Ia menuturkan data jurnal ilmiah juga berpotensi membuka peluang pencurian flora di Pulau Papua. Untuk mengantisipasi hal tersebut, Provinsi Papua Barat telah membuat Peraturan Daerah Provinsi (Perdasi) Nomor 10 Tahun 2019 tentang Pembangunan Berkelanjutan di Papua Barat. Ezrom mengatakan poin utama dari perdasi yakni konservasi yang menjadi landasan dari seluruh rencana kegiatan pemerintah daerah.
“Peraturan tersebut menjadi satu upaya menjaga kekayaan keanekaragaman hayati Papua. Di dalam pemanfaatannya mengacu kepada aspek-aspek kelestarian. Karena manfaat dari penemuan ini lebih utamanya untuk ilmu pengetahuan dan juga perencanaan daerah Papua,” ujarnya.
Para ilmuwan berharap bahwa hasil identifikasi flora dapat membantu perencanaan konservasi di masa depan. International Union for Conservation of Nature juga mengharuskan spesies dengan kategori daftar merah atau yang terancam punah memiliki nama tumbuhan yang valid. Sedangkan data penyebaran secara geografis berguna untuk menentukan penilaian konservasi yang meliputi pemodelan dampak perubahan iklim dan penggunaan lahan tumbuhan.
“Data ini yang dapat digunakan oleh IUCN akan membantu memastikan kelestarian flora di Pulau Papua,” tulis Charlie D. Heatubun, Kepala Balitbangda Provinsi Papua Barat, dalam rilis resminya.
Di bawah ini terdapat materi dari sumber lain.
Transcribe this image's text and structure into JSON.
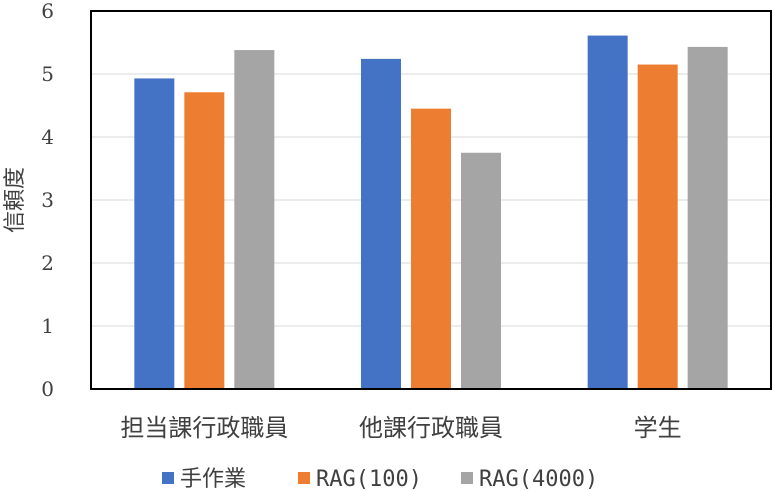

Ia menambahkan bahwa Pulau Papua telah menarik perhatian para peneliti selama berabad-abad. Menurutnya penelitian terhadap flora telah berlangsung mulai dari abad ke-17, tetapi karena kompilasi data yang tak optimal banyak yang belum tercatat sehingga tidak terpublikasikan. “Pihak Balitbangda menyadari bahwa keragaman hayati di Pulau Papua tidak begitu diketahui secara sains,” tulisnya.
Baca juga: Rapid Test Dinilai Tak Bisa Dijadikan Diagnosis Corona
Para ahli botani selanjutnya melakukan verifikasi dan menemukan sekitar 23.000 spesies tumbuhan dengan lebih dari 704.000 spesimen. Observasi tersebut juga menyebut bahwa Pulau Papua memiliki hampir tiga kali lebih banyak atau 4.598 spesies tumbuhan berpembuluh di Pulau Jawa. Jika dibandingkan dengan Filipina, jumlahnya 1,4 kali lebih banyak atau mencapai 9.432 spesies. Kedua daerah tersebut merupakan wilayah di Asia Tenggara yang telah merilis data floranya.
Tanaman anggrek merupakan flora yang menyumbang 20 persen keanekaragaman hayati di Papua Nugini dan 17 persen dari wilayah Indonesia. Angka tersebut dinilai sebanding dengan negara-negara yang memiliki biodiversitas tinggi seperti Ekuador dan Kolombia. Sementara spesies pohon berkontribusi 29 persen dari semua flora.
Sejak 1970, sebanyak 2.812 spesies baru dipublikasikan dari Pulau Papua. Para penulis memperkirakan
bahwa dalam 50 tahun jumlahnya akan mencapai 4.000 spesies dan akan ditambahkan ke dalam daftar tersebut.